What needs to be noted here is that after Worker threads get network data, they hand it to Netty’s ChannelPipeline (which adopts the responsibility chain design mode) and execute it one by one from Head to Tail. These handlers are specified when you create the NettyRemotingServer instance. NettyEncoder and NettyDecoder are responsible for the codec between network transmission data and RemotingCommand. NettyServerHandler receives the RemotingCommand obtained by decoding, and determines whether request or response is processed according to RemotingCommand. According to the service request code, the task is encapsulated into different tasks and submitted to the corresponding service processor for processing in the thread pool.
From the above description, you can summarize the block diagram of RocketMQ’s RPC communications Reactor thread pool model.
As a whole, it can be seen that RocketMQ’s RPC communication relies on Netty’s multi-threaded model. The server listener thread is separated from IO thread, and the business logic of RPC communication layer is further separated from the thread dealing with specific business. Simple time-controlled services are handled directly in the RPC communication section, while complex and time-uncontrollable services are processed in the back-end service thread pool, which improves communication efficiency and overall MQ performance.
NioEventLoop is abstracted to represent a thread that performs processing tasks in a continuous loop. Each NioEventLoop has a selector that listens for the socket link bound to it.
conclusion
At first look at the RocketMQ source code – THE RPC communication module may feel a bit complicated, but as long as you can analyze and comb through the process of sending a request message from the Client, receiving and processing the message from the Server, and the callback process, the overall situation is not complicated.
RPC communication is also an important part of the RocketMQ source code.
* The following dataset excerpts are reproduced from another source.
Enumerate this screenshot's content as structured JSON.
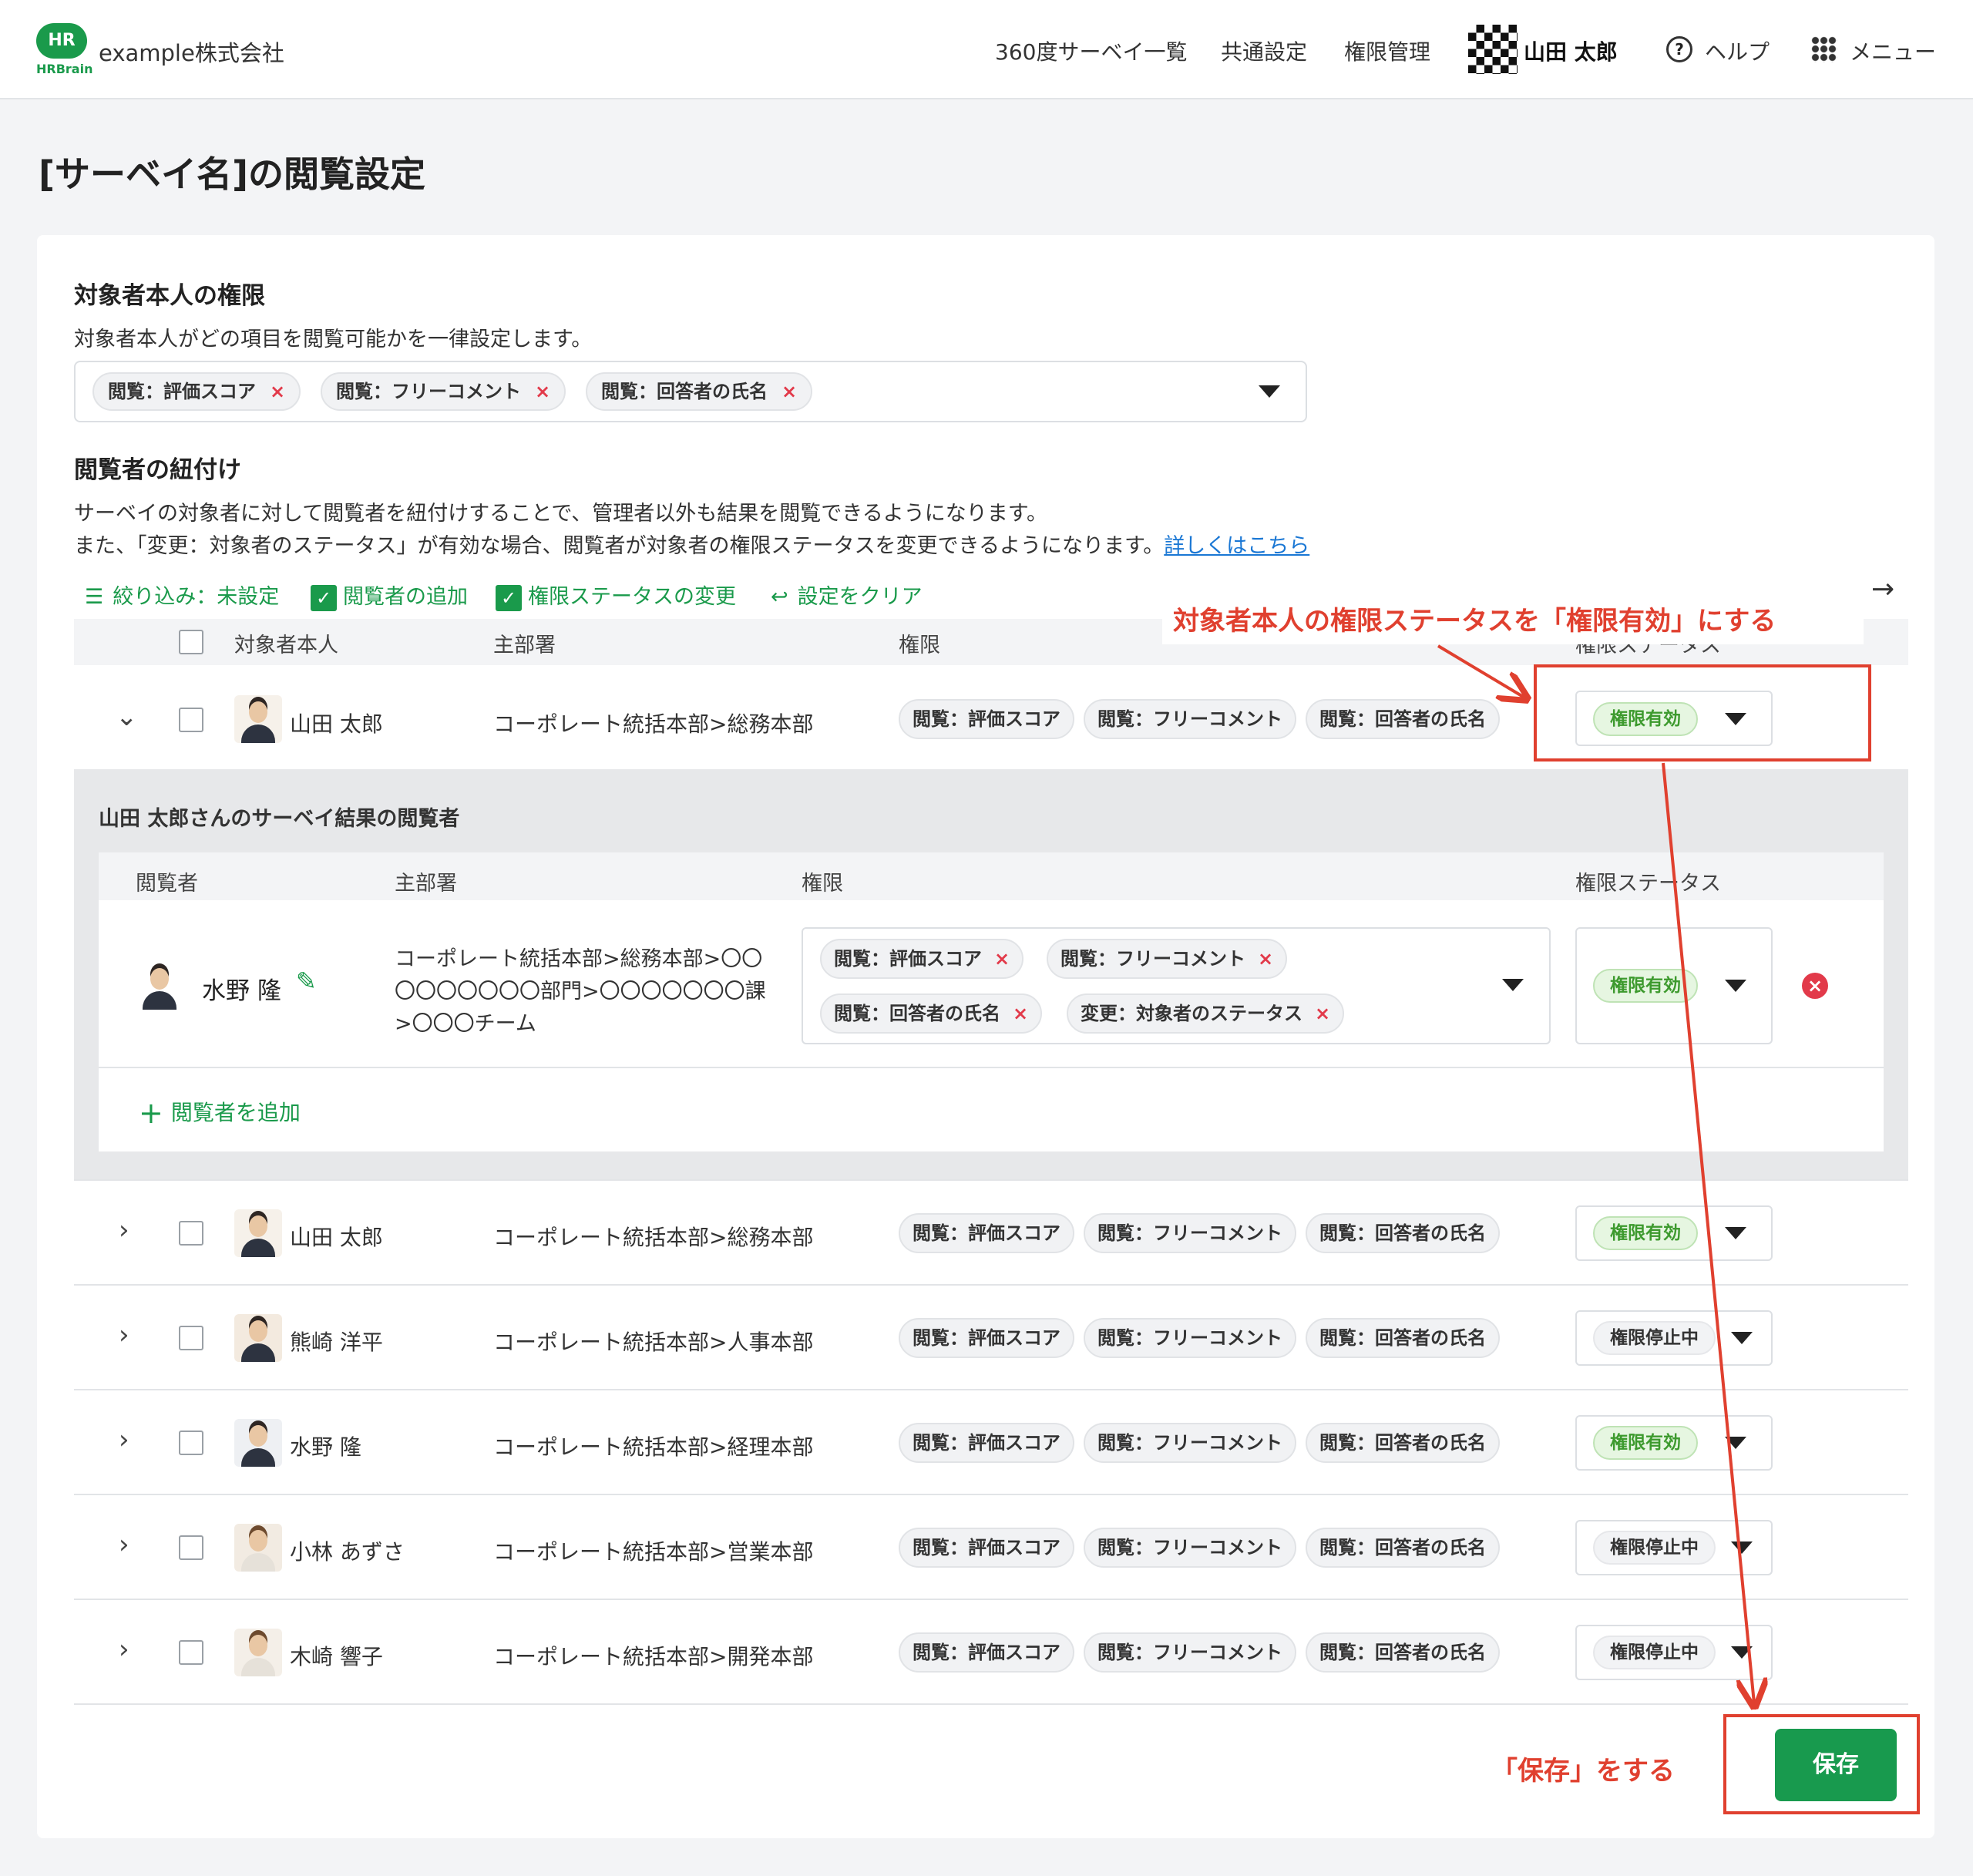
{
  "header": {
    "logo_text": "HR",
    "logo_sub": "HRBrain",
    "company": "example株式会社",
    "nav": [
      "360度サーベイ一覧",
      "共通設定",
      "権限管理"
    ],
    "user_name": "山田 太郎",
    "help_label": "ヘルプ",
    "menu_label": "メニュー"
  },
  "page": {
    "title": "[サーベイ名]の閲覧設定"
  },
  "self_permission": {
    "heading": "対象者本人の権限",
    "description": "対象者本人がどの項目を閲覧可能かを一律設定します。",
    "tags": [
      "閲覧：評価スコア",
      "閲覧：フリーコメント",
      "閲覧：回答者の氏名"
    ],
    "remove_mark": "×"
  },
  "viewer_link": {
    "heading": "閲覧者の紐付け",
    "description1": "サーベイの対象者に対して閲覧者を紐付けすることで、管理者以外も結果を閲覧できるようになります。",
    "description2": "また、「変更：対象者のステータス」が有効な場合、閲覧者が対象者の権限ステータスを変更できるようになります。",
    "more_link": "詳しくはこちら"
  },
  "toolbar": {
    "filter": "絞り込み：未設定",
    "add_viewer": "閲覧者の追加",
    "change_status": "権限ステータスの変更",
    "clear": "設定をクリア"
  },
  "table": {
    "headers": [
      "対象者本人",
      "主部署",
      "権限",
      "権限ステータス"
    ],
    "rows": [
      {
        "name": "山田 太郎",
        "dept": "コーポレート統括本部>総務本部",
        "perms": [
          "閲覧：評価スコア",
          "閲覧：フリーコメント",
          "閲覧：回答者の氏名"
        ],
        "status": "権限有効",
        "expanded": true
      },
      {
        "name": "山田 太郎",
        "dept": "コーポレート統括本部>総務本部",
        "perms": [
          "閲覧：評価スコア",
          "閲覧：フリーコメント",
          "閲覧：回答者の氏名"
        ],
        "status": "権限有効"
      },
      {
        "name": "熊崎 洋平",
        "dept": "コーポレート統括本部>人事本部",
        "perms": [
          "閲覧：評価スコア",
          "閲覧：フリーコメント",
          "閲覧：回答者の氏名"
        ],
        "status": "権限停止中"
      },
      {
        "name": "水野 隆",
        "dept": "コーポレート統括本部>経理本部",
        "perms": [
          "閲覧：評価スコア",
          "閲覧：フリーコメント",
          "閲覧：回答者の氏名"
        ],
        "status": "権限有効"
      },
      {
        "name": "小林 あずさ",
        "dept": "コーポレート統括本部>営業本部",
        "perms": [
          "閲覧：評価スコア",
          "閲覧：フリーコメント",
          "閲覧：回答者の氏名"
        ],
        "status": "権限停止中"
      },
      {
        "name": "木崎 響子",
        "dept": "コーポレート統括本部>開発本部",
        "perms": [
          "閲覧：評価スコア",
          "閲覧：フリーコメント",
          "閲覧：回答者の氏名"
        ],
        "status": "権限停止中"
      }
    ]
  },
  "sub_panel": {
    "title": "山田 太郎さんのサーベイ結果の閲覧者",
    "headers": [
      "閲覧者",
      "主部署",
      "権限",
      "権限ステータス"
    ],
    "viewer": {
      "name": "水野 隆",
      "dept_lines": [
        "コーポレート統括本部>総務本部>〇〇",
        "〇〇〇〇〇〇〇部門>〇〇〇〇〇〇〇課",
        ">〇〇〇チーム"
      ],
      "perms": [
        "閲覧：評価スコア",
        "閲覧：フリーコメント",
        "閲覧：回答者の氏名",
        "変更：対象者のステータス"
      ],
      "status": "権限有効"
    },
    "add_viewer": "閲覧者を追加"
  },
  "annotations": {
    "status_note": "対象者本人の権限ステータスを「権限有効」にする",
    "save_note": "「保存」をする"
  },
  "save_label": "保存",
  "colors": {
    "brand": "#1a9a4b",
    "annotation": "#e0402f",
    "active_status": "#3d9a2e"
  },
  "icons": {
    "edit": "pencil-icon",
    "delete": "remove-circle-icon",
    "next": "arrow-right-icon"
  }
}
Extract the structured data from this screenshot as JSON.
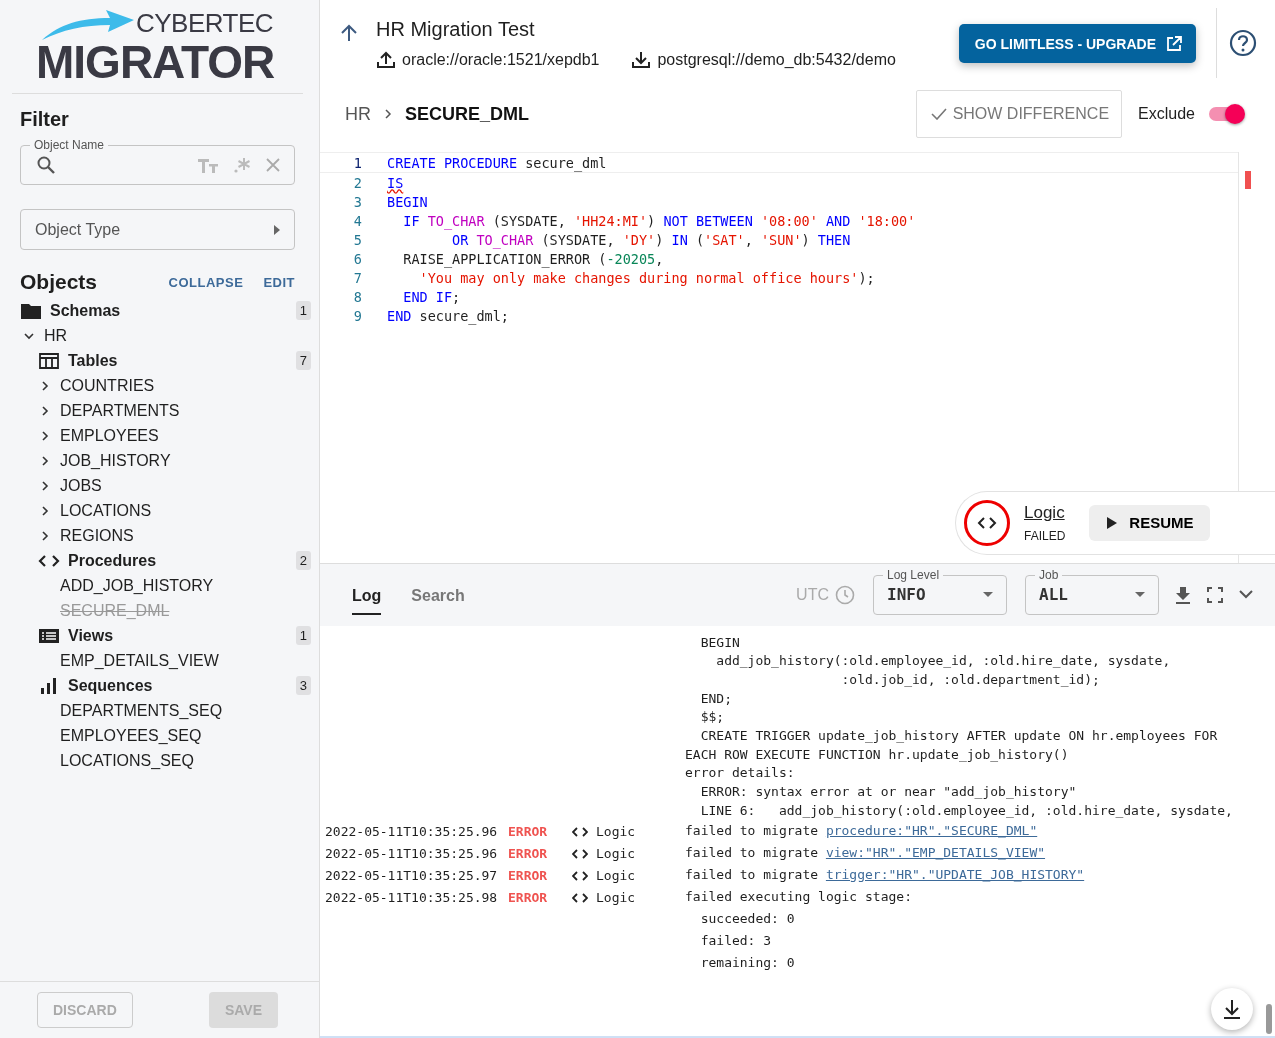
{
  "logo": {
    "top": "CYBERTEC",
    "main": "MIGRATOR"
  },
  "filter": {
    "title": "Filter",
    "name_field": {
      "label": "Object Name"
    },
    "type_select": {
      "placeholder": "Object Type"
    }
  },
  "objects": {
    "title": "Objects",
    "actions": [
      "COLLAPSE",
      "EDIT"
    ],
    "tree": [
      {
        "label": "Schemas",
        "kind": "folder",
        "count": "1",
        "children": [
          {
            "label": "HR",
            "kind": "schema",
            "expanded": true,
            "children": [
              {
                "label": "Tables",
                "kind": "table",
                "count": "7",
                "children": [
                  {
                    "label": "COUNTRIES",
                    "kind": "object",
                    "expanded": false,
                    "excluded": false
                  },
                  {
                    "label": "DEPARTMENTS",
                    "kind": "object",
                    "expanded": false,
                    "excluded": false
                  },
                  {
                    "label": "EMPLOYEES",
                    "kind": "object",
                    "expanded": false,
                    "excluded": false
                  },
                  {
                    "label": "JOB_HISTORY",
                    "kind": "object",
                    "expanded": false,
                    "excluded": false
                  },
                  {
                    "label": "JOBS",
                    "kind": "object",
                    "expanded": false,
                    "excluded": false
                  },
                  {
                    "label": "LOCATIONS",
                    "kind": "object",
                    "expanded": false,
                    "excluded": false
                  },
                  {
                    "label": "REGIONS",
                    "kind": "object",
                    "expanded": false,
                    "excluded": false
                  }
                ]
              },
              {
                "label": "Procedures",
                "kind": "code",
                "count": "2",
                "children": [
                  {
                    "label": "ADD_JOB_HISTORY",
                    "kind": "object",
                    "excluded": false
                  },
                  {
                    "label": "SECURE_DML",
                    "kind": "object",
                    "excluded": true
                  }
                ]
              },
              {
                "label": "Views",
                "kind": "list",
                "count": "1",
                "children": [
                  {
                    "label": "EMP_DETAILS_VIEW",
                    "kind": "object",
                    "excluded": false
                  }
                ]
              },
              {
                "label": "Sequences",
                "kind": "bars",
                "count": "3",
                "children": [
                  {
                    "label": "DEPARTMENTS_SEQ",
                    "kind": "object",
                    "excluded": false
                  },
                  {
                    "label": "EMPLOYEES_SEQ",
                    "kind": "object",
                    "excluded": false
                  },
                  {
                    "label": "LOCATIONS_SEQ",
                    "kind": "object",
                    "excluded": false
                  }
                ]
              }
            ]
          }
        ]
      }
    ]
  },
  "footer_buttons": [
    {
      "label": "DISCARD",
      "kind": "outlined",
      "disabled": true
    },
    {
      "label": "SAVE",
      "kind": "filled",
      "disabled": true
    }
  ],
  "header": {
    "title": "HR Migration Test",
    "source": "oracle://oracle:1521/xepdb1",
    "target": "postgresql://demo_db:5432/demo",
    "upgrade_button": "GO LIMITLESS - UPGRADE"
  },
  "breadcrumb": [
    "HR",
    "SECURE_DML"
  ],
  "show_difference_button": "SHOW DIFFERENCE",
  "exclude_toggle": {
    "label": "Exclude",
    "on": true
  },
  "code": [
    {
      "number": "1",
      "tokens": [
        {
          "text": "CREATE PROCEDURE ",
          "kind": "keyword"
        },
        {
          "text": "secure_dml",
          "kind": "plain"
        }
      ]
    },
    {
      "number": "2",
      "tokens": [
        {
          "text": "IS",
          "kind": "error"
        }
      ]
    },
    {
      "number": "3",
      "tokens": [
        {
          "text": "BEGIN",
          "kind": "keyword"
        }
      ]
    },
    {
      "number": "4",
      "tokens": [
        {
          "text": "  IF ",
          "kind": "keyword"
        },
        {
          "text": "TO_CHAR",
          "kind": "func"
        },
        {
          "text": " (SYSDATE, ",
          "kind": "plain"
        },
        {
          "text": "'HH24:MI'",
          "kind": "string"
        },
        {
          "text": ") ",
          "kind": "plain"
        },
        {
          "text": "NOT BETWEEN ",
          "kind": "keyword"
        },
        {
          "text": "'08:00' ",
          "kind": "string"
        },
        {
          "text": "AND ",
          "kind": "keyword"
        },
        {
          "text": "'18:00'",
          "kind": "string"
        }
      ]
    },
    {
      "number": "5",
      "tokens": [
        {
          "text": "        OR ",
          "kind": "keyword"
        },
        {
          "text": "TO_CHAR",
          "kind": "func"
        },
        {
          "text": " (SYSDATE, ",
          "kind": "plain"
        },
        {
          "text": "'DY'",
          "kind": "string"
        },
        {
          "text": ") ",
          "kind": "plain"
        },
        {
          "text": "IN ",
          "kind": "keyword"
        },
        {
          "text": "(",
          "kind": "plain"
        },
        {
          "text": "'SAT'",
          "kind": "string"
        },
        {
          "text": ", ",
          "kind": "plain"
        },
        {
          "text": "'SUN'",
          "kind": "string"
        },
        {
          "text": ") ",
          "kind": "plain"
        },
        {
          "text": "THEN",
          "kind": "keyword"
        }
      ]
    },
    {
      "number": "6",
      "tokens": [
        {
          "text": "  RAISE_APPLICATION_ERROR (",
          "kind": "plain"
        },
        {
          "text": "-20205",
          "kind": "number"
        },
        {
          "text": ",",
          "kind": "plain"
        }
      ]
    },
    {
      "number": "7",
      "tokens": [
        {
          "text": "    'You may only make changes during normal office hours'",
          "kind": "string"
        },
        {
          "text": ");",
          "kind": "plain"
        }
      ]
    },
    {
      "number": "8",
      "tokens": [
        {
          "text": "  END IF",
          "kind": "keyword"
        },
        {
          "text": ";",
          "kind": "plain"
        }
      ]
    },
    {
      "number": "9",
      "tokens": [
        {
          "text": "END ",
          "kind": "keyword"
        },
        {
          "text": "secure_dml;",
          "kind": "plain"
        }
      ]
    }
  ],
  "stage_card": {
    "stage": "Logic",
    "status": "FAILED",
    "button": "RESUME"
  },
  "log_tabs": [
    {
      "label": "Log",
      "selected": true
    },
    {
      "label": "Search",
      "selected": false
    }
  ],
  "utc_label": "UTC",
  "log_level_select": {
    "label": "Log Level",
    "value": "INFO"
  },
  "job_select": {
    "label": "Job",
    "value": "ALL"
  },
  "log_rows": [
    {
      "more": [
        "  BEGIN",
        "    add_job_history(:old.employee_id, :old.hire_date, sysdate,",
        "                    :old.job_id, :old.department_id);",
        "  END;",
        "  $$;",
        "  CREATE TRIGGER update_job_history AFTER update ON hr.employees FOR",
        "EACH ROW EXECUTE FUNCTION hr.update_job_history()",
        "error details:",
        "  ERROR: syntax error at or near \"add_job_history\"",
        "  LINE 6:   add_job_history(:old.employee_id, :old.hire_date, sysdate,"
      ]
    },
    {
      "time": "2022-05-11T10:35:25.96",
      "level": "ERROR",
      "source": "Logic",
      "text": "failed to migrate",
      "link": "procedure:\"HR\".\"SECURE_DML\""
    },
    {
      "time": "2022-05-11T10:35:25.96",
      "level": "ERROR",
      "source": "Logic",
      "text": "failed to migrate",
      "link": "view:\"HR\".\"EMP_DETAILS_VIEW\""
    },
    {
      "time": "2022-05-11T10:35:25.97",
      "level": "ERROR",
      "source": "Logic",
      "text": "failed to migrate",
      "link": "trigger:\"HR\".\"UPDATE_JOB_HISTORY\""
    },
    {
      "time": "2022-05-11T10:35:25.98",
      "level": "ERROR",
      "source": "Logic",
      "text": "failed executing logic stage:",
      "more": [
        "  succeeded: 0",
        "  failed: 3",
        "  remaining: 0"
      ]
    }
  ]
}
To gain a deeper understanding of the process and details, you need to Debug and analyze the corresponding logs in the local environment.
Limited to the author of shallow talent, the content of this article may not understand the place in place, if there is unreasonable explanation of the place also hope to discuss the message together.
Author: Hu Zongtang, China Mobile (Suzhou) Software Technology Co., LTD., senior CLOUD computing software R&D engineer, engaged in public cloud product platform development, architecture design; It currently focuses on high-concurrency, high-availability designs for large distributed systems. Once worked in Ant Financial Alipay, Oracle China R&D center, personal official account: ingenious blog.